IRC Distributes Emergency Supplies to Afghans as Crisis Worsens

The IRC registers newly arrived Afghans at a settlement near Herat - enabling them to receive ration cards for emergency supplies
The International Rescue Committee is delivering life-saving supplies to tens of thousands of Afghan refugees fleeing famine and continuing warfare. In Pakistan, new arrivals are settling in desolate border camps—about 175,000 have crossed into Pakistan in recent months. The IRC is delivering emergency supplies that were airlifted to Peshawar in February by the U.S. Agency for International Development. The items include tents, blankets, plastic sheeting, and medicine.

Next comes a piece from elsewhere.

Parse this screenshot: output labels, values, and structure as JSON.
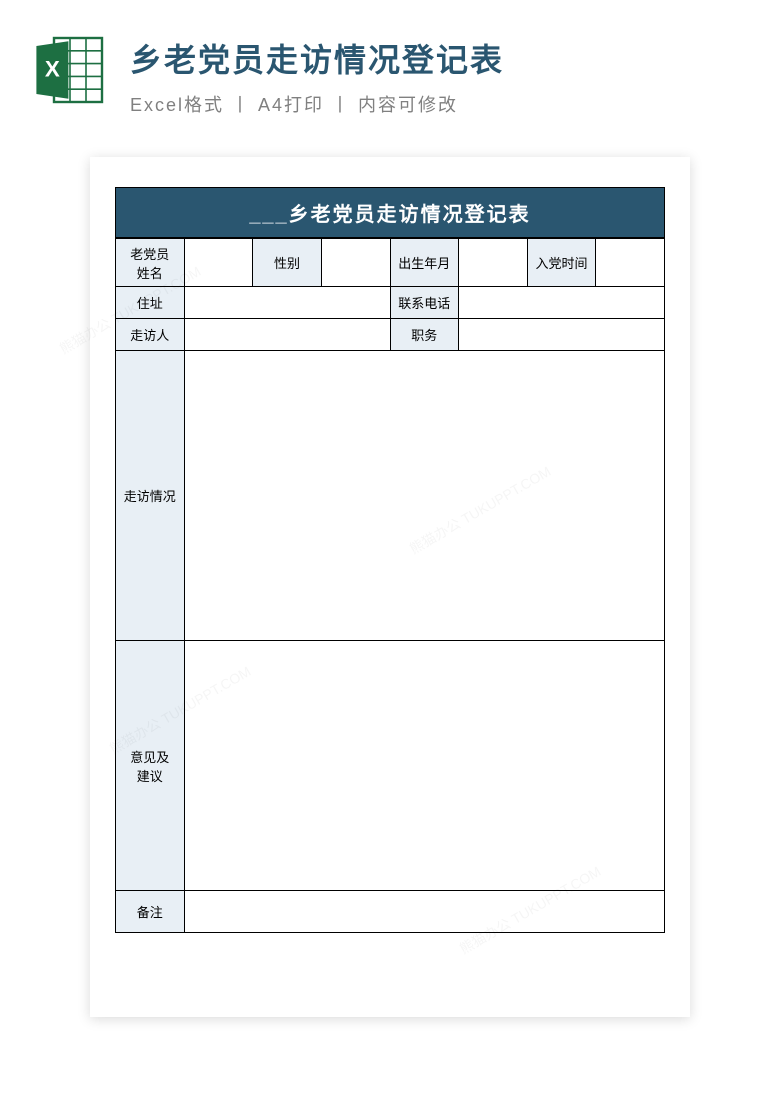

Deliveries also include donated clothing and cooking supplies.

In addition, the IRC is stepping up its shelter assistance, providing clean water, and constructing hundreds of sanitation facilities to stave off disease. Sigurd Hanson, who directs IRC’s 20-year old program for Afghan refugees, says conditions at the camps are incredibly harsh and the situation will worsen as new refugees arrive.

The IRC has set up feeding centers for malnourished children. These children have been given a high-protein soy-corn porridge
Within Afghanistan conditions are equally dismal. Severe food-shortages brought on by Afghanistan’s worst drought in recent history have created a mass migration to the northwestern Herat area, where the IRC was previously assisting repatriated Afghan refugees. “New arrivals are living in squalid conditions outside Herat with little more than old clothing to protect them from subzero temperatures at night,” says Gerald Martone, IRC’s director of emergency programs. The UN news service IRIN reports that hundreds of people have died from exposure. The IRC is running emergency feeding centers for malnourished children, providing tents, blankets and padded insulation, and building latrines in the areas where the displaced are settling.

“The needs in the region are immense,” says IRC’s Sigurd Hanson. And in an interview from Peshawar with Time magazine, (“Hell Freezes Over, March 5) he said, “Afghans are at the end of their resources.” The World Food Program is warning that as many as one million people could face starvation before the winter ends in April, without additional assistance.